The telecommunication and other services sectors have contributed 8.7 percent to Nigeria’s Gross Domestic Product, GDP in 2015, with the country’s main economic stay, oil, accounting for 6.4 percent. Dr. Doyin Salami, a lecturer at Lagos Business School, LBS, who was a keynote speaker at the unveiling of Fleet Technology Limited’s name change to Vatebra Technology, in a paper titled; “Beyond Now, A Nigeria without Oil: Prospects For Technology and Innovation”, in Lagos, said the telecommunications sector grew Nigeria’s GDP by 8.7 percent in 2015, generating spillovers with uptakes in financial transactions technology and payments systems, E-commerce facilitation and proliferation of transport services, while making the offerings of the burgeoning entertainment industry ubiquitous, and indeed all services offerings that can be digitalized.

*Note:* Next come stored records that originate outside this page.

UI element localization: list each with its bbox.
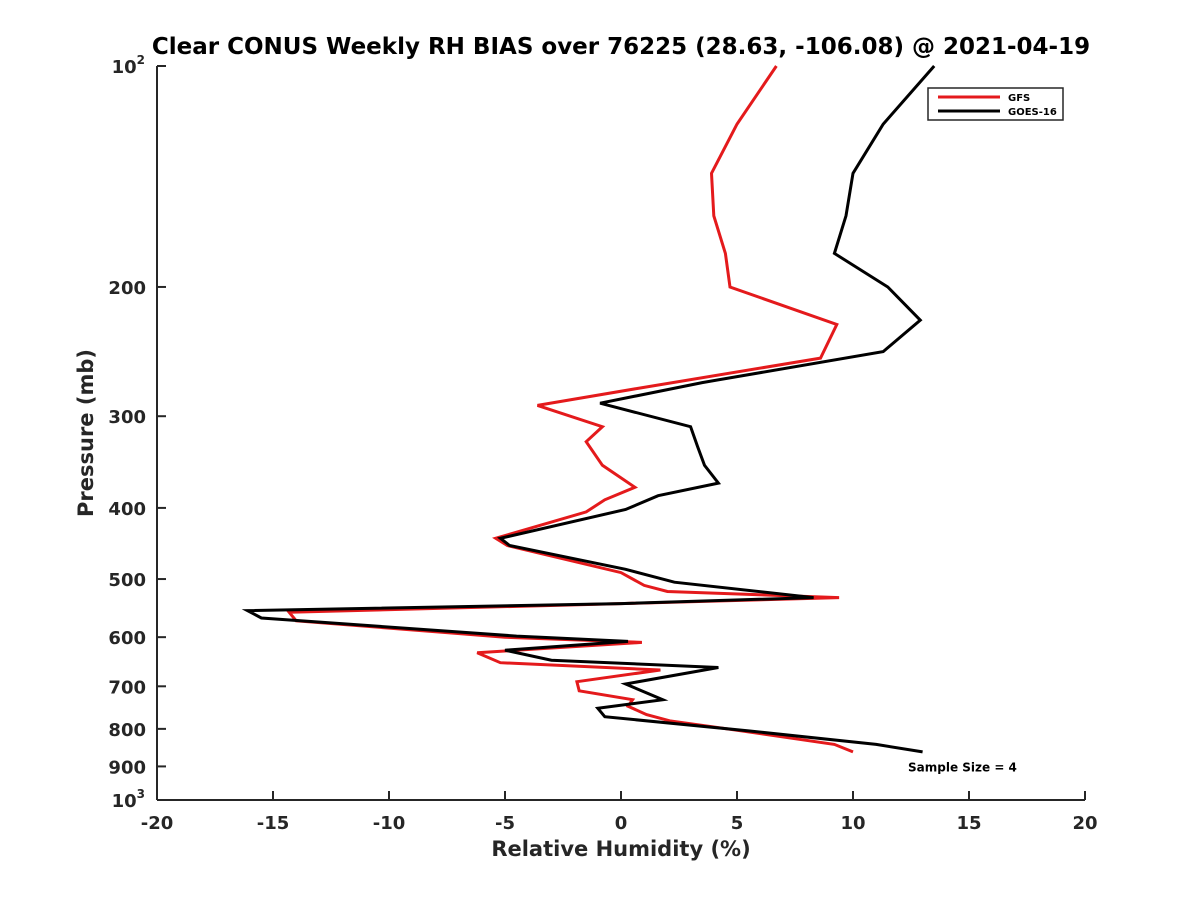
x-tick-label: -5 bbox=[495, 813, 515, 834]
y-tick-label: 300 bbox=[108, 407, 146, 428]
legend-label: GFS bbox=[1008, 93, 1030, 104]
series-line-gfs bbox=[286, 65, 854, 754]
y-tick-label: 900 bbox=[108, 757, 146, 778]
y-tick-label: 400 bbox=[108, 499, 146, 520]
legend-box bbox=[927, 87, 1064, 121]
legend: GFS GOES-16 bbox=[927, 87, 1064, 121]
chart-title: Clear CONUS Weekly RH BIAS over 76225 (2… bbox=[152, 34, 1090, 60]
legend-label: GOES-16 bbox=[1008, 107, 1057, 118]
y-tick-label: 700 bbox=[108, 677, 146, 698]
x-axis-label: Relative Humidity (%) bbox=[491, 837, 750, 861]
y-tick-label: 102 bbox=[112, 53, 145, 78]
y-tick-label: 500 bbox=[108, 570, 146, 591]
y-tick-label: 600 bbox=[108, 628, 146, 649]
series-line-goes-16 bbox=[241, 65, 936, 754]
x-tick-label: 5 bbox=[731, 813, 744, 834]
series-layer bbox=[241, 65, 936, 754]
y-axis-label: Pressure (mb) bbox=[74, 349, 98, 517]
y-tick-label: 800 bbox=[108, 720, 146, 741]
x-tick-label: -10 bbox=[373, 813, 406, 834]
sample-size-annotation: Sample Size = 4 bbox=[908, 760, 1017, 774]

Salami noted that Nigeria’s economy has systematically and strategically diversified along the line of technology and other services sector without Nigerians, noticing, stressing that Nigeria’s major economy main stay, oil, accounted for only 6.4 percent of its GDP, not in terms of the country’s fiscal and external balances. He stated that the drop in oil GDP was occasioned by the drop in world oil price, which invariably affected the country’s economic growth pattern.
He went on to say that in 2015, oil accounted for 71 percent of the country’s export earnings against 54 percent in 2014 which accounted for government’s revenue. “Given the role of fiscal and foreign exchange earnings in lubricating activity and exchange in the non-oil sector, these weaknesses remained critical,” he noted.